The old port, from which several boats specialized in touring the bay depart, is surrounded by a castle of Roman origin which, however, over the centuries, has undergone several changes by the Byzantine, English and above all Venetian. Kyrenia Castle, built in a strategic position to dominate the city port, gives the opportunity to enjoy wonderful views of the sea. This fortress was initially built in the Byzantine period, but what we can admire today dates back to the period of Venetian domination.

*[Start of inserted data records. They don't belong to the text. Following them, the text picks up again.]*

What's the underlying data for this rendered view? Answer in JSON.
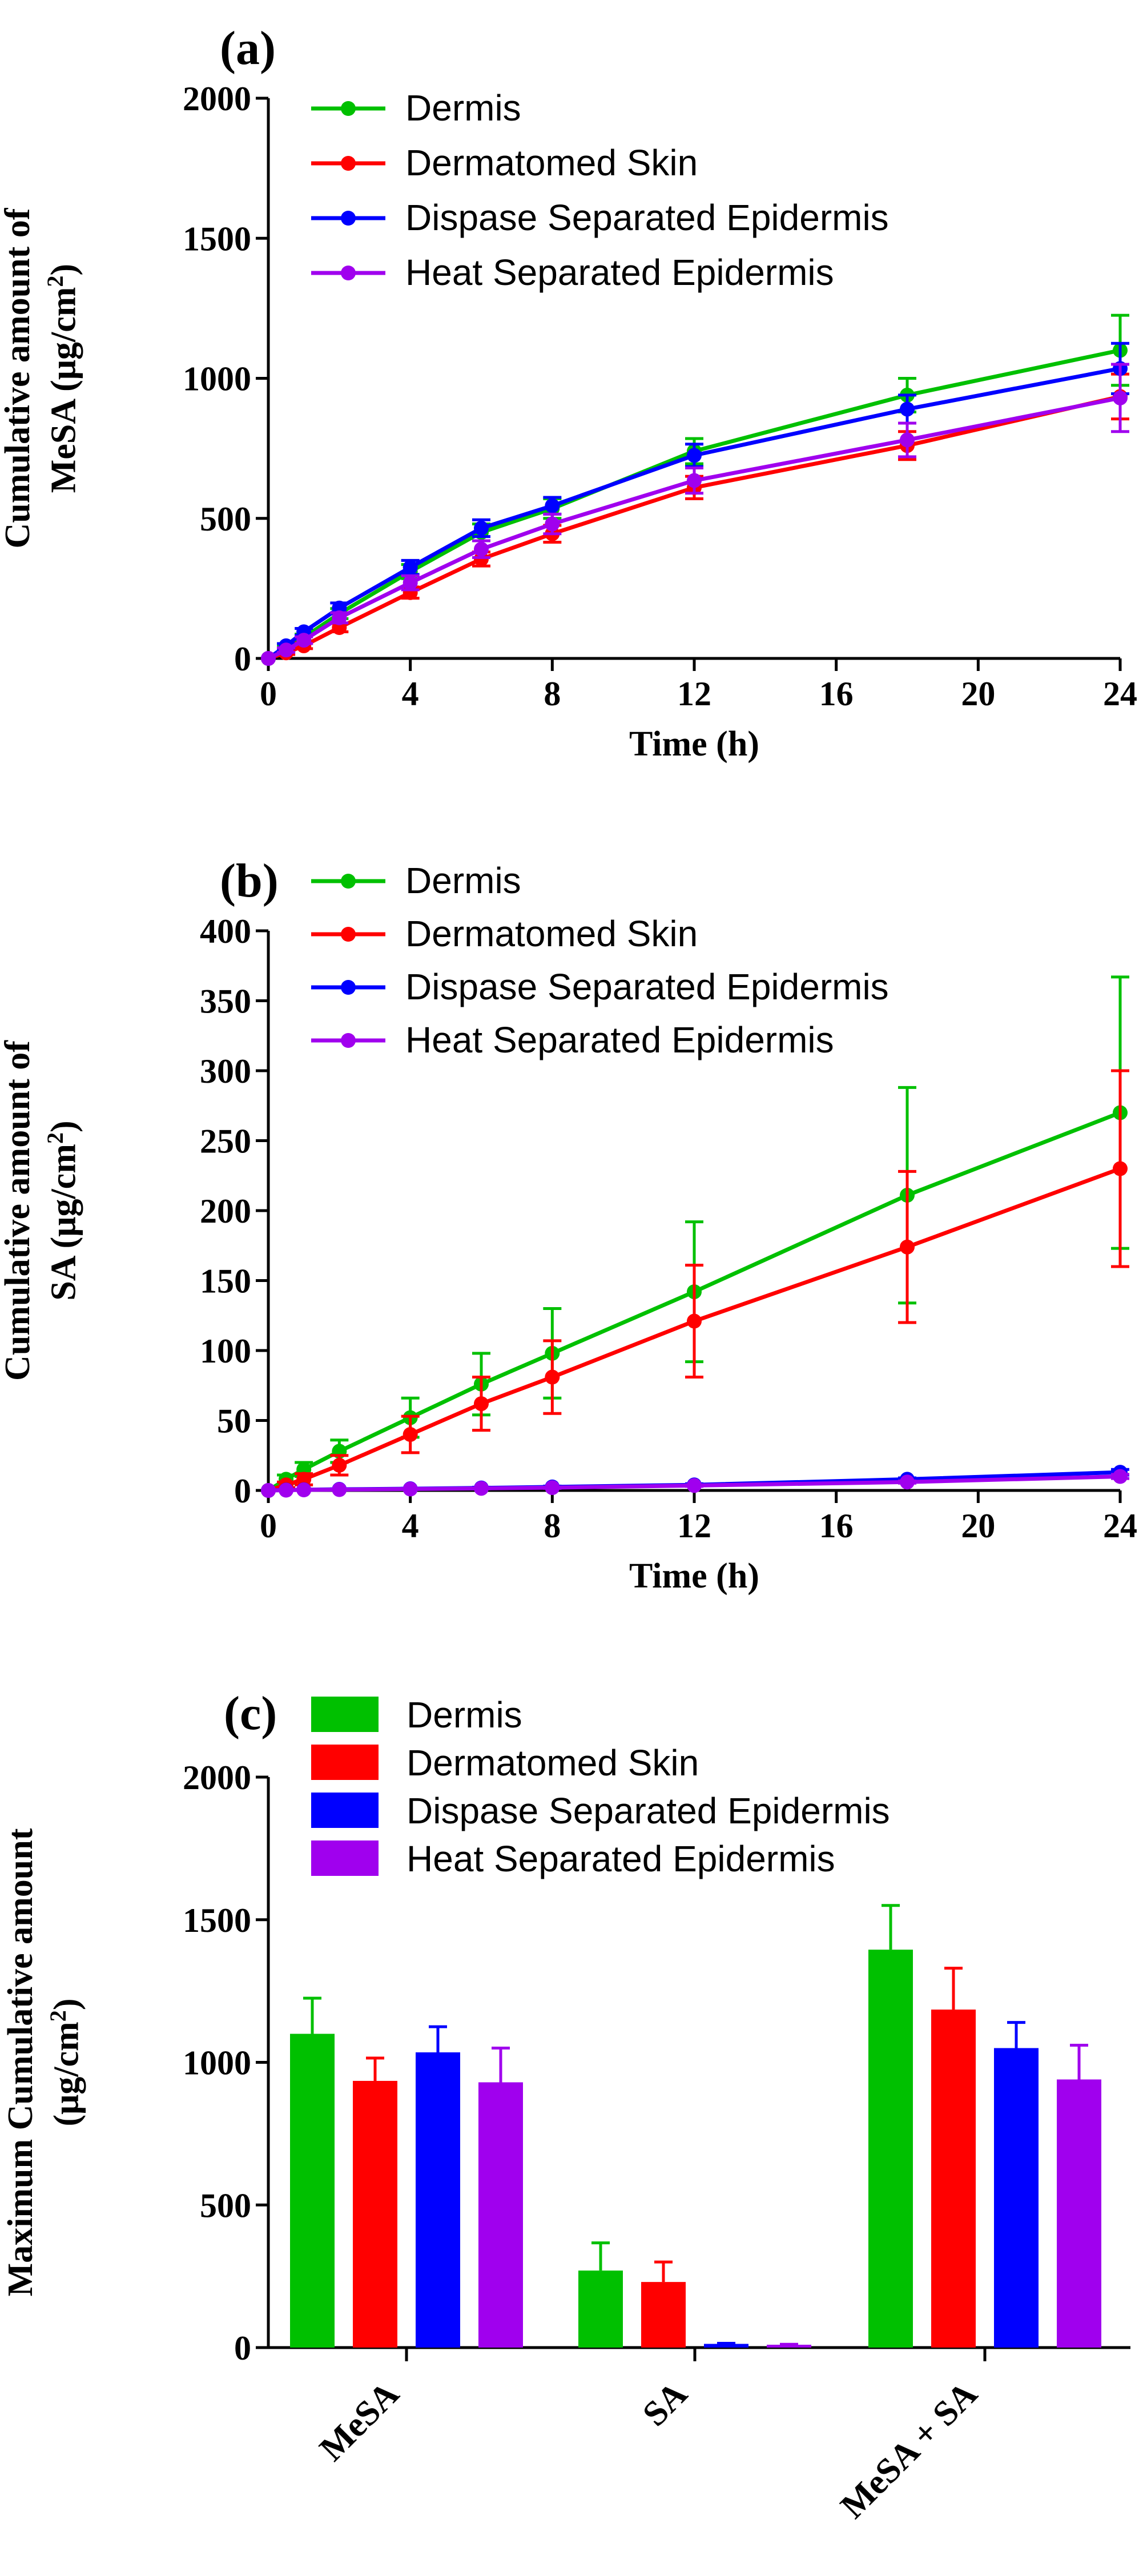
{
  "chart_data": [
    {
      "type": "line",
      "panel_label": "(a)",
      "title": "",
      "xlabel": "Time (h)",
      "ylabel_line1": "Cumulative amount of",
      "ylabel_line2_prefix": "MeSA (μg/cm",
      "ylabel_line2_sup": "2",
      "ylabel_line2_suffix": ")",
      "xlim": [
        0,
        24
      ],
      "ylim": [
        0,
        2000
      ],
      "xticks": [
        0,
        4,
        8,
        12,
        16,
        20,
        24
      ],
      "xtick_labels": [
        "0",
        "4",
        "8",
        "12",
        "16",
        "20",
        "24"
      ],
      "yticks": [
        0,
        500,
        1000,
        1500,
        2000
      ],
      "ytick_labels": [
        "0",
        "500",
        "1000",
        "1500",
        "2000"
      ],
      "legend_position": "top-left",
      "series": [
        {
          "name": "Dermis",
          "color": "#00c000",
          "x": [
            0,
            0.5,
            1,
            2,
            4,
            6,
            8,
            12,
            18,
            24
          ],
          "values": [
            0,
            35,
            75,
            160,
            310,
            450,
            535,
            740,
            940,
            1100
          ],
          "err": [
            0,
            8,
            12,
            18,
            25,
            30,
            35,
            45,
            60,
            125
          ]
        },
        {
          "name": "Dermatomed Skin",
          "color": "#ff0000",
          "x": [
            0,
            0.5,
            1,
            2,
            4,
            6,
            8,
            12,
            18,
            24
          ],
          "values": [
            0,
            20,
            45,
            110,
            235,
            355,
            445,
            610,
            760,
            935
          ],
          "err": [
            0,
            6,
            10,
            15,
            20,
            25,
            30,
            40,
            50,
            80
          ]
        },
        {
          "name": "Dispase Separated Epidermis",
          "color": "#0000ff",
          "x": [
            0,
            0.5,
            1,
            2,
            4,
            6,
            8,
            12,
            18,
            24
          ],
          "values": [
            0,
            45,
            95,
            180,
            325,
            465,
            545,
            725,
            890,
            1035
          ],
          "err": [
            0,
            8,
            12,
            18,
            25,
            30,
            30,
            40,
            50,
            90
          ]
        },
        {
          "name": "Heat Separated Epidermis",
          "color": "#a000ee",
          "x": [
            0,
            0.5,
            1,
            2,
            4,
            6,
            8,
            12,
            18,
            24
          ],
          "values": [
            0,
            30,
            65,
            145,
            270,
            390,
            480,
            635,
            780,
            930
          ],
          "err": [
            0,
            8,
            12,
            18,
            25,
            30,
            35,
            45,
            60,
            120
          ]
        }
      ]
    },
    {
      "type": "line",
      "panel_label": "(b)",
      "title": "",
      "xlabel": "Time (h)",
      "ylabel_line1": "Cumulative amount of",
      "ylabel_line2_prefix": "SA (μg/cm",
      "ylabel_line2_sup": "2",
      "ylabel_line2_suffix": ")",
      "xlim": [
        0,
        24
      ],
      "ylim": [
        0,
        400
      ],
      "xticks": [
        0,
        4,
        8,
        12,
        16,
        20,
        24
      ],
      "xtick_labels": [
        "0",
        "4",
        "8",
        "12",
        "16",
        "20",
        "24"
      ],
      "yticks": [
        0,
        50,
        100,
        150,
        200,
        250,
        300,
        350,
        400
      ],
      "ytick_labels": [
        "0",
        "50",
        "100",
        "150",
        "200",
        "250",
        "300",
        "350",
        "400"
      ],
      "legend_position": "top-left",
      "series": [
        {
          "name": "Dermis",
          "color": "#00c000",
          "x": [
            0,
            0.5,
            1,
            2,
            4,
            6,
            8,
            12,
            18,
            24
          ],
          "values": [
            0,
            8,
            15,
            28,
            52,
            76,
            98,
            142,
            211,
            270
          ],
          "err": [
            0,
            3,
            5,
            8,
            14,
            22,
            32,
            50,
            77,
            97
          ]
        },
        {
          "name": "Dermatomed Skin",
          "color": "#ff0000",
          "x": [
            0,
            0.5,
            1,
            2,
            4,
            6,
            8,
            12,
            18,
            24
          ],
          "values": [
            0,
            4,
            8,
            18,
            40,
            62,
            81,
            121,
            174,
            230
          ],
          "err": [
            0,
            2,
            4,
            7,
            13,
            19,
            26,
            40,
            54,
            70
          ]
        },
        {
          "name": "Dispase Separated Epidermis",
          "color": "#0000ff",
          "x": [
            0,
            0.5,
            1,
            2,
            4,
            6,
            8,
            12,
            18,
            24
          ],
          "values": [
            0,
            0.3,
            0.5,
            0.8,
            1.2,
            1.8,
            2.5,
            4,
            8,
            13
          ],
          "err": [
            0,
            0.2,
            0.2,
            0.3,
            0.4,
            0.5,
            0.6,
            0.8,
            1,
            2
          ]
        },
        {
          "name": "Heat Separated Epidermis",
          "color": "#a000ee",
          "x": [
            0,
            0.5,
            1,
            2,
            4,
            6,
            8,
            12,
            18,
            24
          ],
          "values": [
            0,
            0.2,
            0.4,
            0.6,
            1,
            1.5,
            2,
            3.5,
            6,
            10
          ],
          "err": [
            0,
            0.1,
            0.2,
            0.2,
            0.3,
            0.4,
            0.5,
            0.6,
            0.8,
            1.5
          ]
        }
      ]
    },
    {
      "type": "bar",
      "panel_label": "(c)",
      "title": "",
      "xlabel": "",
      "ylabel_line1": "Maximum Cumulative amount",
      "ylabel_line2_prefix": "(μg/cm",
      "ylabel_line2_sup": "2",
      "ylabel_line2_suffix": ")",
      "ylim": [
        0,
        2000
      ],
      "yticks": [
        0,
        500,
        1000,
        1500,
        2000
      ],
      "ytick_labels": [
        "0",
        "500",
        "1000",
        "1500",
        "2000"
      ],
      "categories": [
        "MeSA",
        "SA",
        "MeSA + SA"
      ],
      "legend_position": "top-left",
      "series": [
        {
          "name": "Dermis",
          "color": "#00c000",
          "values": [
            1100,
            270,
            1395
          ],
          "err": [
            125,
            97,
            155
          ]
        },
        {
          "name": "Dermatomed Skin",
          "color": "#ff0000",
          "values": [
            935,
            230,
            1185
          ],
          "err": [
            80,
            70,
            145
          ]
        },
        {
          "name": "Dispase Separated Epidermis",
          "color": "#0000ff",
          "values": [
            1035,
            13,
            1050
          ],
          "err": [
            90,
            2,
            90
          ]
        },
        {
          "name": "Heat Separated Epidermis",
          "color": "#a000ee",
          "values": [
            930,
            10,
            940
          ],
          "err": [
            120,
            1.5,
            120
          ]
        }
      ]
    }
  ]
}
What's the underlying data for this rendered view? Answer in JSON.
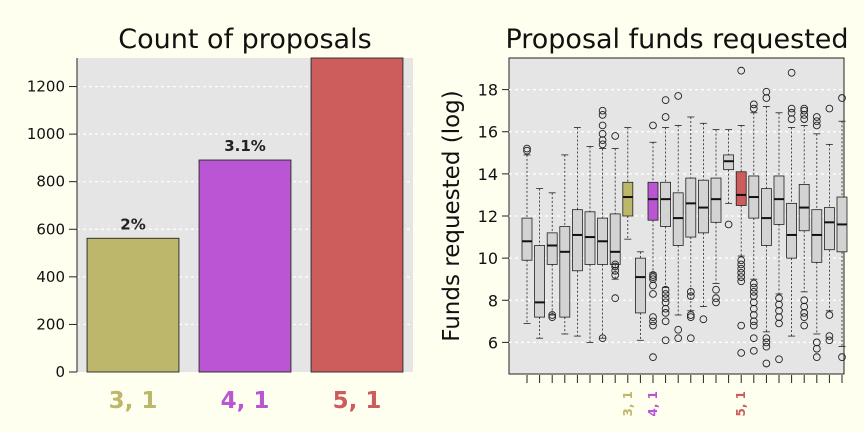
{
  "chart_data": [
    {
      "type": "bar",
      "title": "Count of proposals",
      "xlabel": "",
      "ylabel": "",
      "ylim": [
        0,
        1320
      ],
      "yticks": [
        0,
        200,
        400,
        600,
        800,
        1000,
        1200
      ],
      "grid": true,
      "categories": [
        "3, 1",
        "4, 1",
        "5, 1"
      ],
      "values": [
        562,
        891,
        1325
      ],
      "bar_labels": [
        "2%",
        "3.1%",
        ""
      ],
      "colors": [
        "#bdb76b",
        "#ba55d3",
        "#cd5c5c"
      ]
    },
    {
      "type": "box",
      "title": "Proposal funds requested",
      "xlabel": "",
      "ylabel": "Funds requested (log)",
      "ylim": [
        4.5,
        19.5
      ],
      "yticks": [
        6,
        8,
        10,
        12,
        14,
        16,
        18
      ],
      "grid": true,
      "highlight_labels": [
        {
          "index": 8,
          "label": "3, 1",
          "color": "#bdb76b"
        },
        {
          "index": 10,
          "label": "4, 1",
          "color": "#ba55d3"
        },
        {
          "index": 17,
          "label": "5, 1",
          "color": "#cd5c5c"
        }
      ],
      "boxes": [
        {
          "q1": 9.9,
          "median": 10.8,
          "q3": 11.9,
          "whislo": 6.9,
          "whishi": 14.9,
          "fliers": [
            15.1,
            15.2
          ]
        },
        {
          "q1": 7.2,
          "median": 7.9,
          "q3": 10.6,
          "whislo": 6.2,
          "whishi": 13.3,
          "fliers": []
        },
        {
          "q1": 9.7,
          "median": 10.6,
          "q3": 11.2,
          "whislo": 7.3,
          "whishi": 13.1,
          "fliers": [
            7.2,
            7.3
          ]
        },
        {
          "q1": 7.2,
          "median": 10.3,
          "q3": 11.5,
          "whislo": 6.4,
          "whishi": 14.9,
          "fliers": []
        },
        {
          "q1": 9.4,
          "median": 11.1,
          "q3": 12.3,
          "whislo": 6.3,
          "whishi": 16.2,
          "fliers": []
        },
        {
          "q1": 9.7,
          "median": 11.0,
          "q3": 12.2,
          "whislo": 6.0,
          "whishi": 15.3,
          "fliers": []
        },
        {
          "q1": 9.7,
          "median": 10.8,
          "q3": 11.9,
          "whislo": 6.2,
          "whishi": 15.2,
          "fliers": [
            6.2,
            15.4,
            15.6,
            15.9,
            16.3,
            16.8,
            17.0
          ]
        },
        {
          "q1": 9.7,
          "median": 10.3,
          "q3": 12.1,
          "whislo": 9.0,
          "whishi": 15.2,
          "fliers": [
            8.1,
            9.2,
            9.4,
            9.6,
            9.7,
            15.8
          ]
        },
        {
          "q1": 12.0,
          "median": 12.9,
          "q3": 13.6,
          "whislo": 10.9,
          "whishi": 16.2,
          "fliers": []
        },
        {
          "q1": 7.4,
          "median": 9.1,
          "q3": 10.0,
          "whislo": 6.1,
          "whishi": 10.3,
          "fliers": []
        },
        {
          "q1": 11.8,
          "median": 12.8,
          "q3": 13.6,
          "whislo": 9.3,
          "whishi": 15.5,
          "fliers": [
            5.3,
            6.8,
            7.0,
            7.2,
            8.3,
            8.7,
            9.0,
            9.1,
            9.2,
            16.3
          ]
        },
        {
          "q1": 11.5,
          "median": 12.8,
          "q3": 13.6,
          "whislo": 8.6,
          "whishi": 16.2,
          "fliers": [
            6.1,
            7.0,
            7.4,
            7.6,
            7.9,
            8.1,
            8.3,
            8.5,
            16.7,
            17.5
          ]
        },
        {
          "q1": 10.6,
          "median": 11.9,
          "q3": 13.1,
          "whislo": 7.3,
          "whishi": 16.3,
          "fliers": [
            6.2,
            6.6,
            17.7
          ]
        },
        {
          "q1": 11.0,
          "median": 12.6,
          "q3": 13.8,
          "whislo": 7.5,
          "whishi": 16.7,
          "fliers": [
            6.2,
            7.2,
            7.3,
            8.2,
            8.4
          ]
        },
        {
          "q1": 11.2,
          "median": 12.4,
          "q3": 13.7,
          "whislo": 7.7,
          "whishi": 16.4,
          "fliers": [
            7.1
          ]
        },
        {
          "q1": 11.7,
          "median": 12.8,
          "q3": 13.8,
          "whislo": 8.8,
          "whishi": 16.1,
          "fliers": [
            7.9,
            8.1,
            8.5
          ]
        },
        {
          "q1": 14.2,
          "median": 14.6,
          "q3": 14.9,
          "whislo": 12.6,
          "whishi": 16.1,
          "fliers": [
            11.6
          ]
        },
        {
          "q1": 12.5,
          "median": 13.0,
          "q3": 14.1,
          "whislo": 10.1,
          "whishi": 16.3,
          "fliers": [
            5.5,
            6.8,
            8.9,
            9.1,
            9.3,
            9.5,
            9.7,
            9.9,
            18.9
          ]
        },
        {
          "q1": 11.9,
          "median": 12.9,
          "q3": 13.9,
          "whislo": 9.0,
          "whishi": 16.9,
          "fliers": [
            5.6,
            6.2,
            6.8,
            7.0,
            7.3,
            7.6,
            7.9,
            8.2,
            8.4,
            8.6,
            8.8,
            17.1,
            17.3
          ]
        },
        {
          "q1": 10.6,
          "median": 11.9,
          "q3": 13.3,
          "whislo": 6.5,
          "whishi": 17.2,
          "fliers": [
            5.0,
            5.8,
            6.0,
            6.2,
            17.6,
            17.9
          ]
        },
        {
          "q1": 11.6,
          "median": 12.8,
          "q3": 13.9,
          "whislo": 8.3,
          "whishi": 16.9,
          "fliers": [
            5.2,
            6.9,
            7.2,
            7.5,
            7.8,
            8.1
          ]
        },
        {
          "q1": 10.0,
          "median": 11.1,
          "q3": 12.6,
          "whislo": 6.3,
          "whishi": 16.2,
          "fliers": [
            16.6,
            16.9,
            17.1,
            18.8
          ]
        },
        {
          "q1": 11.3,
          "median": 12.4,
          "q3": 13.5,
          "whislo": 8.4,
          "whishi": 16.3,
          "fliers": [
            6.8,
            7.2,
            7.4,
            7.7,
            8.0,
            16.6,
            16.8,
            17.0,
            17.1
          ]
        },
        {
          "q1": 9.8,
          "median": 11.1,
          "q3": 12.3,
          "whislo": 6.4,
          "whishi": 15.9,
          "fliers": [
            5.3,
            5.7,
            6.0,
            16.3,
            16.5,
            16.7
          ]
        },
        {
          "q1": 10.4,
          "median": 11.7,
          "q3": 12.4,
          "whislo": 7.5,
          "whishi": 15.4,
          "fliers": [
            6.1,
            6.3,
            7.3,
            17.1
          ]
        },
        {
          "q1": 10.3,
          "median": 11.6,
          "q3": 12.9,
          "whislo": 5.8,
          "whishi": 16.5,
          "fliers": [
            5.3,
            17.6
          ]
        }
      ]
    }
  ]
}
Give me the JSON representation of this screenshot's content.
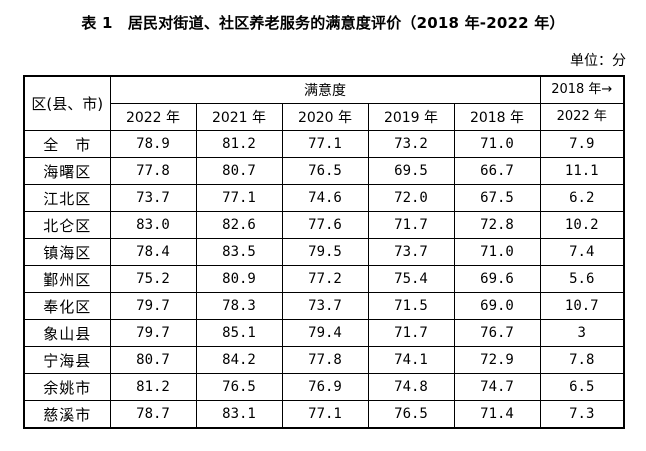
{
  "title": "表 1　居民对街道、社区养老服务的满意度评价（2018 年-2022 年）",
  "unit": "单位：分",
  "table": {
    "region_header": "区(县、市)",
    "group_header": "满意度",
    "change_header_line1": "2018 年→",
    "change_header_line2": "2022 年",
    "years": [
      "2022 年",
      "2021 年",
      "2020 年",
      "2019 年",
      "2018 年"
    ],
    "rows": [
      {
        "name": "全　市",
        "values": [
          "78.9",
          "81.2",
          "77.1",
          "73.2",
          "71.0"
        ],
        "change": "7.9"
      },
      {
        "name": "海曙区",
        "values": [
          "77.8",
          "80.7",
          "76.5",
          "69.5",
          "66.7"
        ],
        "change": "11.1"
      },
      {
        "name": "江北区",
        "values": [
          "73.7",
          "77.1",
          "74.6",
          "72.0",
          "67.5"
        ],
        "change": "6.2"
      },
      {
        "name": "北仑区",
        "values": [
          "83.0",
          "82.6",
          "77.6",
          "71.7",
          "72.8"
        ],
        "change": "10.2"
      },
      {
        "name": "镇海区",
        "values": [
          "78.4",
          "83.5",
          "79.5",
          "73.7",
          "71.0"
        ],
        "change": "7.4"
      },
      {
        "name": "鄞州区",
        "values": [
          "75.2",
          "80.9",
          "77.2",
          "75.4",
          "69.6"
        ],
        "change": "5.6"
      },
      {
        "name": "奉化区",
        "values": [
          "79.7",
          "78.3",
          "73.7",
          "71.5",
          "69.0"
        ],
        "change": "10.7"
      },
      {
        "name": "象山县",
        "values": [
          "79.7",
          "85.1",
          "79.4",
          "71.7",
          "76.7"
        ],
        "change": "3"
      },
      {
        "name": "宁海县",
        "values": [
          "80.7",
          "84.2",
          "77.8",
          "74.1",
          "72.9"
        ],
        "change": "7.8"
      },
      {
        "name": "余姚市",
        "values": [
          "81.2",
          "76.5",
          "76.9",
          "74.8",
          "74.7"
        ],
        "change": "6.5"
      },
      {
        "name": "慈溪市",
        "values": [
          "78.7",
          "83.1",
          "77.1",
          "76.5",
          "71.4"
        ],
        "change": "7.3"
      }
    ]
  }
}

It is not the only fortress in the area. There are three more and they are all worth a visit. We are talking about the Castle of Sant’Ilarione and the ancient fortifications of Buffavento and Kantara. Trekking is the best way to approach these places, stages of the Kyrenia Mountain Trail, a splendid hiking trail of over 150 kilometers.
Also do not miss the Bellapais Abbey, founded in 1200 by Augustinian monks fleeing from Jerusalem.
Long relaxing stroll along the seafront while enjoying delicious freshly made baklava as the sun sets over this romantic Mediterranean town!
Not far from Kyrenia, by van, we reach Famagusta, undoubtedly one of the most beautiful cities in Cyprus (about an hour's drive from Nicosia and Larnaca International Airport).
The historic center of Famagusta dates back to the Middle Ages, all surrounded by picturesque walls; after passing through the gates of the old city, you will feel like you are back in time, in the glorious past of the city. In fact, it was here that the coronation of the kings of Cyprus and Jerusalem took place.
Walk along the narrow streets to the main square of the city where there is the former cathedral of San Nicola which is flanked by the minaret.
The visit of Famagusta ends with a stop at the Patek pastry shop, a historic café where you can sip a good Turkish coffee, on the terrace on the first floor, to have an extraordinary view of the city.
The Famagusta Riviera until the 1960s was a tourist area overlooking some of the most enchanting beaches on the island. In the district of Varosha, south of the historic center, inhabited mainly by Greek Cypriots unlike the rest of the city with a Turkish Cypriot majority, modern hotels were managed and ready to welcome tourists.
In August 1974, faced with the advance of the Turkish army from the north of the island, the inhabitants of Varosha fled and the Turkish army took possession of the city.
Varosha, today, is deserted and is the saddest and most disturbing part of the city, still a vivid reminder of the dark days of 1974. 40 years since then, condos, shops and homes have remained unchanged ever since. Along the beach there are 33 hotels. They are all uninhabited, ghosts of a time when the inhabitants hastily abandoned the area, hoping to have the opportunity to return to take their belongings or perhaps to live in their homes again. This was not the case.
Even today Varosha and the rest of the dead zone are surrounded by barbed wire fences and tin drums that block the passage and prevent anyone from entering.
The time has come to leave the Turkish side and after the check point we return to "Greece"!
From Nicosia, by bus, you can easily reach the city of Larnaca, home to the international airport and the final stop on our exciting journey to the island of Cyprus!